ANew York è andato in scena il Daniil Medvedev show. Non il primo della sua carriera e non l’ultimo. E per show non intendiamo una prestazione sportiva da applausi, quanto piuttosto una spettacolare crisi di nervi sul match point al terzo set per il francese Benjamin Bonzi, una lite con il giudice di sedia, un comportamento ben poco sportivo ai danni del suo avversario, e la distruzione della racchetta al termine del match dal quale è uscito sconfitto. Che il russo non stia attraversando un gran periodo di forma è cosa nota, tant’è che è uscito dalla top 10 del rancking Atp (al momento è 16°), ma quanto visto ieri agli Us Open è andato oltre.

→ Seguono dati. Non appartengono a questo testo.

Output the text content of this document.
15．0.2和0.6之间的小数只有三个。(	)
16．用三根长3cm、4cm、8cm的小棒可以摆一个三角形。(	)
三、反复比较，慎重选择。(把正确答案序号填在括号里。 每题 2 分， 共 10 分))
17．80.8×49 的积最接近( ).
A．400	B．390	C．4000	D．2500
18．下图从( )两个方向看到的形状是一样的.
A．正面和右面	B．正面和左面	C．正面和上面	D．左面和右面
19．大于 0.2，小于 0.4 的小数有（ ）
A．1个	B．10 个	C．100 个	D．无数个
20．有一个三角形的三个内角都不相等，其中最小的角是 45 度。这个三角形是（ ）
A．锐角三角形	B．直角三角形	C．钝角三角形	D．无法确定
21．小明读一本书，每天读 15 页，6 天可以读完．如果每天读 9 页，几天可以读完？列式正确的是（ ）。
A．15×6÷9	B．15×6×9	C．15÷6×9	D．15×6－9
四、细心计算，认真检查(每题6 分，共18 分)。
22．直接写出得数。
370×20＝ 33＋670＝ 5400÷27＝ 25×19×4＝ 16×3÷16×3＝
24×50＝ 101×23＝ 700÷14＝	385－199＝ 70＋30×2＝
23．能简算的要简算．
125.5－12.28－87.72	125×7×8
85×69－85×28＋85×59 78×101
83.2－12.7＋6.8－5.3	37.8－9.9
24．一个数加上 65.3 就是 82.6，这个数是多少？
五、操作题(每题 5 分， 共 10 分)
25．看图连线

U.S. Open, caos Medvedev: lite con arbitro e un fotografo, perde con Bonzi e sfascia la racchetta
L’eliminazione dagli Us Open, un ko in 5 set (6-3 7-5 6-7(5) 0-6 6-4) è stata infatti condita da un comportamento ben poco rispettoso, talmente sopra le righe che Bonzi, a un certo punto ha minacciato di abbandonare il campo e ha chiesto la squalifica di Medvedev. Dieci minuti di teatro dell’assurdo: tutto inizia sul servizio del francese, un punto pesantissimo perché può decidere il match, e lì c’è la prima follia (per una partita di tennis). Siamo ai vantaggi, è avanti Bonzi che si prepara a servire dopo che non ha messo la prima, ma proprio in quel momento un fotografo inizia a camminare a bordo campo, il giudice di sedia Greg Allensworth interrompe il match per richiamare l’indisciplinato fotografo (che non è chiaro dove stesse andando o cosa stesse facendo, alla fine del match è stato scortato fuori dal campo dalla sicurezza e il suo accredito è stato revocato). Dopo di che, decide di fare ripartire il match dalla prima di servizio di Bonzi. Apriti cielo.